Tak hanya itu, buku Prof. Hariadi juga menyoroti bagaimana kebijakan tersebut dapat bermuara pada kemakmuran rakyat. Eksploitasi sumber daya alam dan lahan di pedesaan pada kenyataannya belum mampu memakmurkan masyarakat. Padahal, lahan tersebut sudah dimiliki dan dirawat secara turun temurun, bahkan untuk kehidupan sehari-hari. Setidaknya, masyarakat harus memiliki hak untuk merumuskan kebijakan, melakukan pengaturan, pengurusan, pengelolaan, dan pengawasan untuk mencapai keadilan dan kemakmuran atas lahan.
“Buku ini juga menjelaskan tentang cara pandang positivistik, ya.

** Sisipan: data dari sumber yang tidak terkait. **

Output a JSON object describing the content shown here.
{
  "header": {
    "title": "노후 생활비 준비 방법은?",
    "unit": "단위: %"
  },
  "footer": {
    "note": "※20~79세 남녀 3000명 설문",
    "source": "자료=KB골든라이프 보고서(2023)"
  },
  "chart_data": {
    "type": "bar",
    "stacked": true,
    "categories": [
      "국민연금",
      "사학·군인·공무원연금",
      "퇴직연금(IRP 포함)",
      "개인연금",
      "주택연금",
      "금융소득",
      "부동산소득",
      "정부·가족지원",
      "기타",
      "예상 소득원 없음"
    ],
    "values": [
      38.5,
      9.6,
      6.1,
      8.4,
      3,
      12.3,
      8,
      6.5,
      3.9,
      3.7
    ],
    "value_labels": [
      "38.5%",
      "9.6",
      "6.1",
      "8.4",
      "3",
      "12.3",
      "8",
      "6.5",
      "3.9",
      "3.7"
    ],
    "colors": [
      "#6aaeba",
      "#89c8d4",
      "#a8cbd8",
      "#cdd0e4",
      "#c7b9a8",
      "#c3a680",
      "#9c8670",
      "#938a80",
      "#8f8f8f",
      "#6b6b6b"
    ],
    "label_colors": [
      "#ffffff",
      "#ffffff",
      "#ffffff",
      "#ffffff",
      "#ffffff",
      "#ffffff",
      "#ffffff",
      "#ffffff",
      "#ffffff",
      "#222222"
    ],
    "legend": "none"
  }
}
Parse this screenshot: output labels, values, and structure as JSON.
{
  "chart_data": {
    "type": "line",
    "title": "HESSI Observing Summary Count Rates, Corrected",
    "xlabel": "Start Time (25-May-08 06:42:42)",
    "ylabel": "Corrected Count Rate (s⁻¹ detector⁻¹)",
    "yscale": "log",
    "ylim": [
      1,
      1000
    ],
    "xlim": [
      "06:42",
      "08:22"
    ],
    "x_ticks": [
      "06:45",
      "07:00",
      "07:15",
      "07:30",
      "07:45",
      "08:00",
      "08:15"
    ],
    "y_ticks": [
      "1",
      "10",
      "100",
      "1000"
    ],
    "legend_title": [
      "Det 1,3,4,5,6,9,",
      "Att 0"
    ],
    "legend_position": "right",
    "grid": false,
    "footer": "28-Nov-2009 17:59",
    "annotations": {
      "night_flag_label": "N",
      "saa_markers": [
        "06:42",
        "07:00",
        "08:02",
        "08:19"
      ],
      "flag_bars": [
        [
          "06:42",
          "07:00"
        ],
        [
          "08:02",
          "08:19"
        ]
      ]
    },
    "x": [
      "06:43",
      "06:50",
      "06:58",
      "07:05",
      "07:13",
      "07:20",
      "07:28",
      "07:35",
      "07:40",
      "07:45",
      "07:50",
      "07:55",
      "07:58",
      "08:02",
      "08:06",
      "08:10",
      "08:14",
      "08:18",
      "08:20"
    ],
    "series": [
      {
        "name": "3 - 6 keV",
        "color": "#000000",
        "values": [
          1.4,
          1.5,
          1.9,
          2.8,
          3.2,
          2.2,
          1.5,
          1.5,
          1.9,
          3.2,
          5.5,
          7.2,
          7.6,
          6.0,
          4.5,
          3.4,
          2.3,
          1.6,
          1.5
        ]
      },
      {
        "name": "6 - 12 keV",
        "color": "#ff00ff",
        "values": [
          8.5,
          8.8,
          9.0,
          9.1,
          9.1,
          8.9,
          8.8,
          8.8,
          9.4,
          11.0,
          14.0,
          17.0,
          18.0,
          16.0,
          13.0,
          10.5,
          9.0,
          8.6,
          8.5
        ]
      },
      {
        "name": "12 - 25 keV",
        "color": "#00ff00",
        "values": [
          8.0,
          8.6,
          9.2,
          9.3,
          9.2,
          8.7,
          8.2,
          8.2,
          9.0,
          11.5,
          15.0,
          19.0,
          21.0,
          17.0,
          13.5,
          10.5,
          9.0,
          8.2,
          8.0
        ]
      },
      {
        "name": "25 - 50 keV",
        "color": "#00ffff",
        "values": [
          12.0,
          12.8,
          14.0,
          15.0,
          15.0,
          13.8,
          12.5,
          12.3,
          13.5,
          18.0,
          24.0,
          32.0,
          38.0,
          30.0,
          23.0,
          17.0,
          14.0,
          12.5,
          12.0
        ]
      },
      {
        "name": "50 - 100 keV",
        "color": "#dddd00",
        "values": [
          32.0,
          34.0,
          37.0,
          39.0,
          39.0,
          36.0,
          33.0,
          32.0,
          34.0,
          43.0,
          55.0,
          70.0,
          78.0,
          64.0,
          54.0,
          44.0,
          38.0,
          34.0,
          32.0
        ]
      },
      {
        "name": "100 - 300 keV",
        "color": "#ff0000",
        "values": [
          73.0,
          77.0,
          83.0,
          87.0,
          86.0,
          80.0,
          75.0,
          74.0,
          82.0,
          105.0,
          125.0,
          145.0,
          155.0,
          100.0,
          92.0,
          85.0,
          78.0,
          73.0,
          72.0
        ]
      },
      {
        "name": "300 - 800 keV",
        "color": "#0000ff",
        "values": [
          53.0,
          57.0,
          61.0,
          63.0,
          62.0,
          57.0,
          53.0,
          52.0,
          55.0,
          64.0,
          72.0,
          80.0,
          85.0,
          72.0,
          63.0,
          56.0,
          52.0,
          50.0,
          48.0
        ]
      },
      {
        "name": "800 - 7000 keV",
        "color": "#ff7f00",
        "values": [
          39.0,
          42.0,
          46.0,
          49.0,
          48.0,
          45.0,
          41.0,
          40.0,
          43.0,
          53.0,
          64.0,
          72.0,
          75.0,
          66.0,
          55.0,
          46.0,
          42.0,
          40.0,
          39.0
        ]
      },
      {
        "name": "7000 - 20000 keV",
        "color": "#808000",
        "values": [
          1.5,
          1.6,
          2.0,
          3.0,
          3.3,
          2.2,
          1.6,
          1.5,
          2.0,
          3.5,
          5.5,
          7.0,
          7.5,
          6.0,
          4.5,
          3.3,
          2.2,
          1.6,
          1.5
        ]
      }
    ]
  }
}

Mungkin sekarang sudah ada banyak program pembangunan desa. Tapi desa itu hanya dipandang sebatas bagian dari kolektifnya saja. Jadi, masalah setiap desa dianggap sama, maka obatnya sama. Kita melihat banyak perubahan yang dianggap sebagai pengembangan desa, seperti digitalisasi desa, desa pintar, dan lain-lain. Padahal, masalah mereka sebenarnya bukan itu, tapi hal itu bahkan dipandang cukup,” papar Dinda.